Come tax time, I have $75,000 in taxable wages, and $165,000 in distribution income (essentially non-qualified dividends). First, I pay self-employment tax (SS and Medicare) at 15.3% only on my gross wages. Then, I add together my wages and distributions, deduct the lesser of 20% of distributions ($33,000) or 50% of wage income ($37,500), or else take the standard deduction ($12,000), and pay income tax on this - in this example you fall into the 35% tax bracket. Math below:
LLC's gross profit: $250,000
Expenses: $10,000
Wages: $75,000
Net: $165,000
Earned income tax return (2018)
Wages: $75,000
Distributions: $165,000
Deductions: -$33,000 ($165,000 x 20%)
Taxable wages: $75,000
Taxable income: $217,000
Income tax bracket: 35%
Income tax rate: $45,689 + ((Taxable income - $200,000) x 35%)
Taxes paid (2018)
Self-employment tax only on wages: $75,000 x 15.3% = $11,475
Income tax on wages + distributions: $45,689 + (($217,000 - $200,000) x 35% = $51,639
Total taxes paid: $63,114
Net income of you/LLC: $250,000 - $63,114 = $186,886
As an LLC not taxed as S-Corp, or proprietorship/partnership:
The difference here is that 92.35% of your LLC's profit is taxed with the 15.3% self-employment tax. There is no separation of wages and distributions. However, if your business is operating at a net loss and you are receiving income from other sources, this benefits you because you can deduct your loss from your other earned income.

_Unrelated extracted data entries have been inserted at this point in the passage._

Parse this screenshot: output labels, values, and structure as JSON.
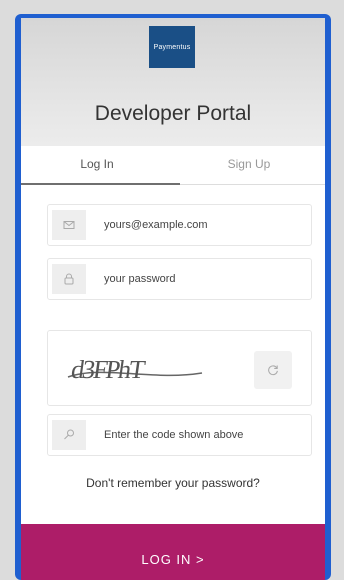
{
  "header": {
    "logo_text": "Paymentus",
    "title": "Developer Portal"
  },
  "tabs": [
    {
      "label": "Log In",
      "active": true
    },
    {
      "label": "Sign Up",
      "active": false
    }
  ],
  "email": {
    "placeholder": "yours@example.com",
    "icon": "envelope-icon"
  },
  "password": {
    "placeholder": "your password",
    "icon": "lock-icon"
  },
  "captcha": {
    "text": "d3FPhT",
    "refresh_icon": "refresh-icon"
  },
  "code": {
    "placeholder": "Enter the code shown above",
    "icon": "key-icon"
  },
  "forgot_password": "Don't remember your password?",
  "login_button": "LOG IN >",
  "colors": {
    "frame": "#1f5fd0",
    "logo": "#1a4f86",
    "primary": "#ad1d68"
  }
}
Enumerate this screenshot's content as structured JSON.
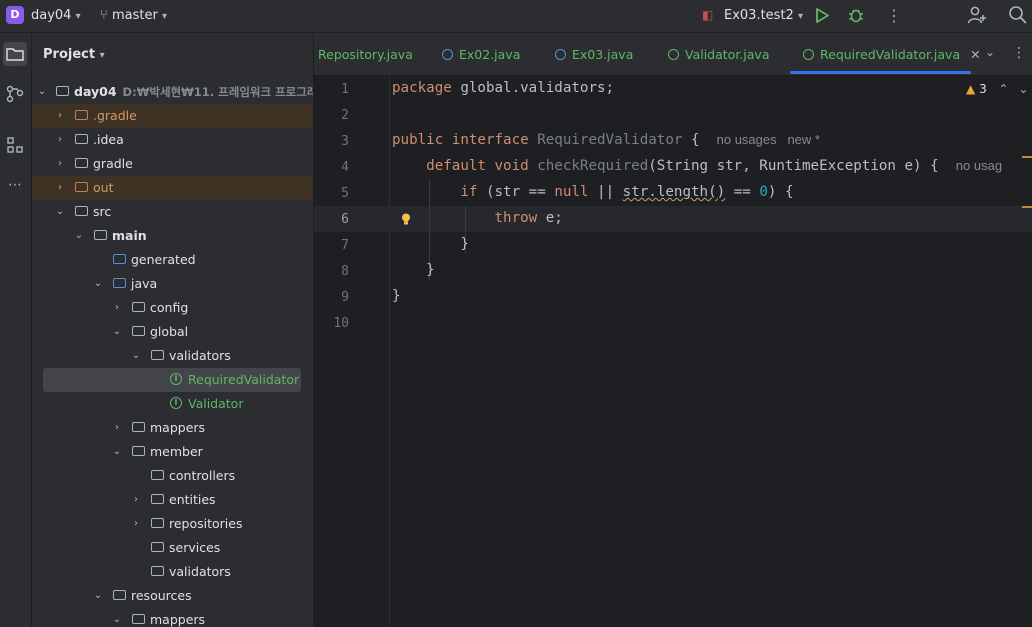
{
  "toolbar": {
    "project_badge": "D",
    "project_name": "day04",
    "branch": "master",
    "run_config": "Ex03.test2"
  },
  "project_panel": {
    "title": "Project",
    "root_name": "day04",
    "root_path": "D:₩박세현₩11. 프레임워크 프로그래",
    "items": [
      {
        "label": ".gradle"
      },
      {
        "label": ".idea"
      },
      {
        "label": "gradle"
      },
      {
        "label": "out"
      },
      {
        "label": "src"
      },
      {
        "label": "main"
      },
      {
        "label": "generated"
      },
      {
        "label": "java"
      },
      {
        "label": "config"
      },
      {
        "label": "global"
      },
      {
        "label": "validators"
      },
      {
        "label": "RequiredValidator"
      },
      {
        "label": "Validator"
      },
      {
        "label": "mappers"
      },
      {
        "label": "member"
      },
      {
        "label": "controllers"
      },
      {
        "label": "entities"
      },
      {
        "label": "repositories"
      },
      {
        "label": "services"
      },
      {
        "label": "validators"
      },
      {
        "label": "resources"
      },
      {
        "label": "mappers"
      }
    ]
  },
  "tabs": [
    {
      "label": "Repository.java"
    },
    {
      "label": "Ex02.java"
    },
    {
      "label": "Ex03.java"
    },
    {
      "label": "Validator.java"
    },
    {
      "label": "RequiredValidator.java"
    }
  ],
  "editor": {
    "warning_count": "3",
    "line_numbers": [
      "1",
      "2",
      "3",
      "4",
      "5",
      "6",
      "7",
      "8",
      "9",
      "10"
    ],
    "code": {
      "l1_kw": "package",
      "l1_rest": " global.validators;",
      "l3_kw": "public interface",
      "l3_name": "RequiredValidator",
      "l3_rest": " {",
      "l3_hint": "no usages   new *",
      "l4_kw": "default void",
      "l4_name": "checkRequired",
      "l4_rest": "(String str, RuntimeException e) {",
      "l4_hint": "no usag",
      "l5_kw": "if",
      "l5_a": " (str == ",
      "l5_null": "null",
      "l5_b": " || ",
      "l5_sq": "str.length()",
      "l5_c": " == ",
      "l5_num": "0",
      "l5_d": ") {",
      "l6_kw": "throw",
      "l6_rest": " e;",
      "l7": "}",
      "l8": "}",
      "l9": "}"
    }
  }
}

Here I get to deduct 20% of my $240,000 income, and additionally I trigger the self-employment tax cap. I only pay Social Security tax (12.4%) on the first $128,700 of income, but I do have to pay the Medicare portion (2.9%) of the self-employment tax on all $240,000-minus-deductions. You'll notice in this example that I get knocked into a lower tax bracket, which is nice, but not always the case. As a note, if your income is over $200,000, you owe an additional 0.9% in Medicare tax on the amount exceeding $200,000.
LLC's gross profit: $250,000
Expenses: $10,000
Business income: $240,000
Business income subject to self-employment tax: $240,000 x 92.35% = $221,640
Earned income tax return (2018)
Income: $240,000
Deductions: $48,000
Taxable income: $192,000
Income bracket: 32%
Income tax rate: $32,089 + ((Taxable income - $157,501) x 32%)
Taxes paid (2018)
Self employment tax broken down as Social Security and Medicare:
Social Security tax: $128,700 x 12.4% = $15,959
Medicare tax: $200,000 x 2.9% + (($221,640 - $200,000) x 0.9%) = $5,995
Income tax (after deductions): $32,089 + (($192,000 - $157,501) x 32%) = $43,129
Total taxes paid: $65,083
Net income of you/LLC: $250,000 - $65,083 = $184,917
Besides the tax differences, LLC's theoretically offer legal protections for the company, as everyone's mentioned, so long as you prevent 'piercing the corporate veil'.